One who seems to be taking the betrayals personally is Sir Keir Starmer (b 1962; prime-minister of the UK since 2024) who appointed Mandy as the UK’s ambassador to the US, the prime minister making clear his outrage at the lies Mandy (more than once) told him and his staff during the (clearly inadequate) vetting process.  In one of his more truculent speeches, Sir Keir contrasting himself with Mandy, pointing out that while he’d come late to politics and entered the nasty business with the intention of trying to improve the country, he contrasted that high aim with the long career of Mandy who, it had become clear, viewed “climbing the greasy” pole of public office as a device for personal enrichment.  Hell hath no fury like a prime minister lied to.  Mandy has already resigned his seat in the Lords (now something separate from his possession of the life peerage conferred by Gordon Brown) although, all things considered, that probably was one of history’s less necessary letters.  However, as well as referring his allegedly nefarious conduct to the police and other investigative bodies, the government is said to be drafting legislation to eject Mandy from the Lords and strip him of his noble title: Lord Mandelson.  Given that over the past century odd members of the Lords have been jailed for conduct such as murder, perjury and what was criminalized in The Buggery Act (1533) during the reign of Henry VIII (1491–1547; King of England (and Ireland after 1541) 1509-1547) as “the detestable and abominable Vice of Buggery committed with Mankind or Beast (the modern wording milder yet the scope of the offence wider) yet not been stripped of their titles, the act will be a bit of a novelty but constitutional experts agree it’s within the competence of parliament, needing only the concurrence of both houses.
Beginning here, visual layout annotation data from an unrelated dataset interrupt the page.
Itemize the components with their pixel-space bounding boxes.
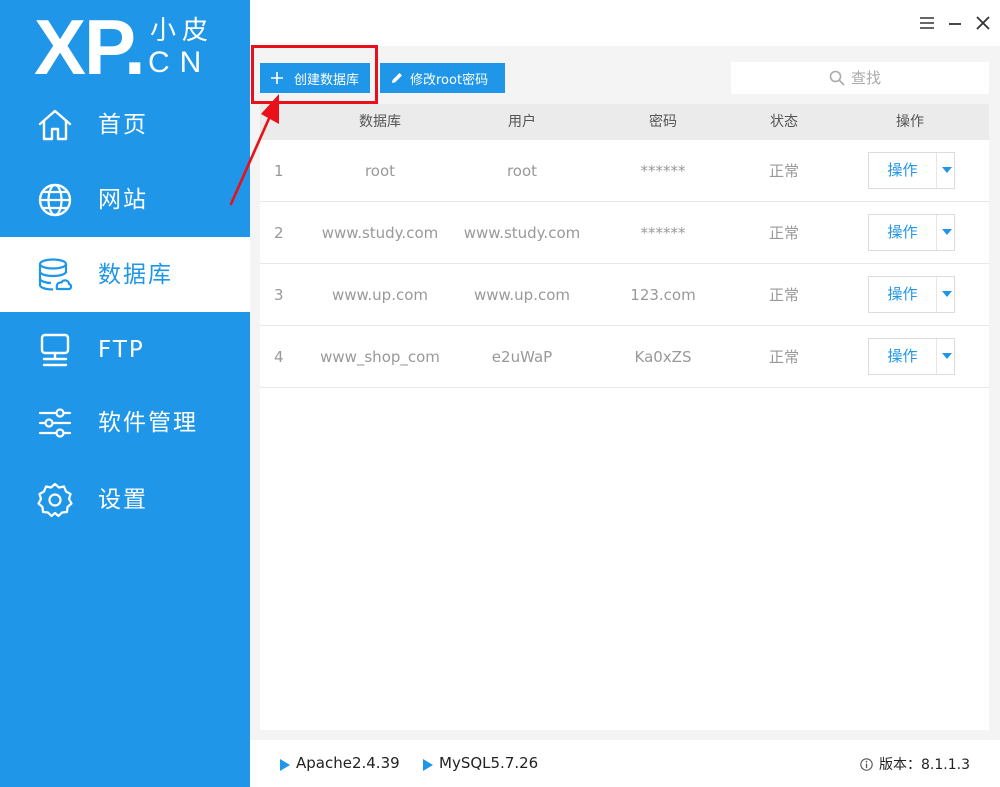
change-root-password-label: 修改root密码 [410,72,489,88]
action-label[interactable]: 操作 [869,339,937,374]
menu-icon[interactable] [918,14,936,32]
cell-database: root [364,162,396,180]
caret-down-icon[interactable] [937,215,954,250]
create-database-label: 创建数据库 [294,72,360,88]
action-label[interactable]: 操作 [869,277,937,312]
caret-down-icon[interactable] [937,277,954,312]
cell-password: Ka0xZS [634,348,692,366]
logo-cn: CN [148,46,212,79]
caret-down-icon[interactable] [937,339,954,374]
app-logo: XP. 小皮 CN [34,3,224,91]
sidebar-item-label: 网站 [98,186,148,213]
logo-xiaopi: 小皮 [150,16,215,46]
action-label[interactable]: 操作 [869,153,937,188]
monitor-icon [36,331,74,369]
cell-user: www.study.com [463,224,581,242]
cell-status: 正常 [768,162,799,180]
plus-icon [270,71,284,85]
gear-icon [36,481,74,519]
action-dropdown-button[interactable]: 操作 [868,214,955,251]
main-panel: 创建数据库 修改root密码 数据库 用户 密码 状态 操作 1 root ro… [250,0,1000,787]
row-index: 3 [274,286,284,304]
mysql-version: MySQL5.7.26 [439,754,539,772]
sidebar-item-label: 数据库 [98,261,173,288]
column-header-database: 数据库 [359,114,401,130]
minimize-icon[interactable] [946,14,964,32]
search-icon [829,70,845,86]
cell-database: www_shop_com [320,348,440,366]
table-header: 数据库 用户 密码 状态 操作 [260,104,989,140]
cell-password: 123.com [630,286,696,304]
cell-password: ****** [640,224,686,242]
logo-xp: XP. [34,3,146,91]
create-database-button[interactable]: 创建数据库 [260,63,370,93]
sidebar-item-label: FTP [98,336,145,363]
info-icon [860,757,873,771]
row-index: 2 [274,224,284,242]
column-header-status: 状态 [770,114,798,130]
action-dropdown-button[interactable]: 操作 [868,276,955,313]
action-dropdown-button[interactable]: 操作 [868,338,955,375]
sidebar-item-website[interactable]: 网站 [0,162,250,237]
sidebar: XP. 小皮 CN 首页 网站 数据库 FTP 软件管理 设置 [0,0,250,787]
cell-password: ****** [640,162,686,180]
version-label: 版本：8.1.1.3 [879,757,970,773]
sidebar-item-software[interactable]: 软件管理 [0,385,250,460]
table-row: 4 www_shop_com e2uWaP Ka0xZS 正常 操作 [260,326,989,388]
home-icon [36,106,74,144]
database-table: 数据库 用户 密码 状态 操作 1 root root ****** 正常 操作… [260,104,989,730]
table-row: 3 www.up.com www.up.com 123.com 正常 操作 [260,264,989,326]
search-box[interactable] [731,62,989,94]
play-icon [280,757,290,771]
search-input[interactable] [851,69,891,87]
change-root-password-button[interactable]: 修改root密码 [380,63,505,93]
play-icon [423,757,433,771]
sidebar-item-ftp[interactable]: FTP [0,312,250,387]
cell-status: 正常 [768,286,799,304]
globe-icon [36,181,74,219]
sidebar-item-label: 软件管理 [98,409,198,436]
action-label[interactable]: 操作 [869,215,937,250]
database-icon [36,256,74,294]
cell-user: www.up.com [473,286,571,304]
cell-status: 正常 [768,348,799,366]
sidebar-item-settings[interactable]: 设置 [0,462,250,537]
table-row: 1 root root ****** 正常 操作 [260,140,989,202]
titlebar [250,0,1000,46]
apache-status[interactable]: Apache2.4.39 [280,754,400,772]
mysql-status[interactable]: MySQL5.7.26 [423,754,538,772]
action-dropdown-button[interactable]: 操作 [868,152,955,189]
caret-down-icon[interactable] [937,153,954,188]
column-header-user: 用户 [508,114,536,130]
sidebar-item-home[interactable]: 首页 [0,87,250,162]
column-header-password: 密码 [649,114,677,130]
close-icon[interactable] [974,14,992,32]
cell-database: www.up.com [331,286,429,304]
cell-user: root [506,162,538,180]
cell-database: www.study.com [321,224,439,242]
column-header-action: 操作 [896,114,924,130]
sidebar-item-database[interactable]: 数据库 [0,237,250,312]
status-bar: Apache2.4.39 MySQL5.7.26 版本：8.1.1.3 [250,740,1000,787]
pencil-icon [390,71,404,85]
row-index: 4 [274,348,284,366]
sidebar-item-label: 首页 [98,111,148,138]
cell-status: 正常 [768,224,799,242]
cell-user: e2uWaP [491,348,553,366]
row-index: 1 [274,162,284,180]
table-row: 2 www.study.com www.study.com ****** 正常 … [260,202,989,264]
sidebar-item-label: 设置 [98,486,148,513]
sliders-icon [36,404,74,442]
app-version: 版本：8.1.1.3 [860,754,970,774]
apache-version: Apache2.4.39 [296,754,400,772]
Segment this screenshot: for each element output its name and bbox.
Not since the passage of the Titles Deprivation Act (1917) have peerages been stripped and that statutory removal happened in the unusual circumstances of World War I (1914-1918) when it was thought the notion of Germans and Austrians holding British titles of nobility was not appropriate though it was a measure of the way the establishment resists change that the war had been raging three years before the act finally received royal assent.

The irony of a gay man becoming entangled in the scandals surrounding a convicted child sex trafficker who allegedly supplied men with girls younger than the age of consent has been noted, some dwelling on that with unseemly relish; it was with both enthusiasm and and obvious relief that members of the Labour Party felt finally free to tell journalists (or anyone else who asked) just what they really thought of Mandy, their previously repressed views views tending to a thumbnail sketch which could be précised as: evil and manipulative.  More generally, although it was the English common law which did so much to establish the principle of “innocent until proven guilty”, in parliament and beyond, the consensus seems already reached that Mandy is “guilty as sin”; it’s a question of to what extent and what’s to be done about it.  That will play out but what may happen sooner is that Sir Keir could be the latest of the many victims of Mandy's machinations over the decades.  For matters unrelated to Mandy, the prime minister had anyway been having a rugged time in the polls and on the floor of the house and all that that has thus far ensured the survival of his leadership is thought to be (1) the lack of an obvious contender in the Labour Party and (2) the ineptitude of the Tory opposition, the talents of its MPs now thought to be as low as at any time in living memory.  Sadly, when discussing the travails of Sir Keir, it notable how many commentators have described him with terms like "decent", "integrity" and "honorable" (not qualities much associated with Mandy) but it remains unclear if the prime minister's commendable virtues will prove enough for his leadership to survive in the clatter of one of the moral panics the English do so well.  Over the thirty-odd years, quite often the Labour Party apparatchiks have had to ponder: “What are we going to do about Mandy?” but this time it’s serious and there will be much effort devoted to combining “damage limitation” with what the baying mob will judge at least adequately condign.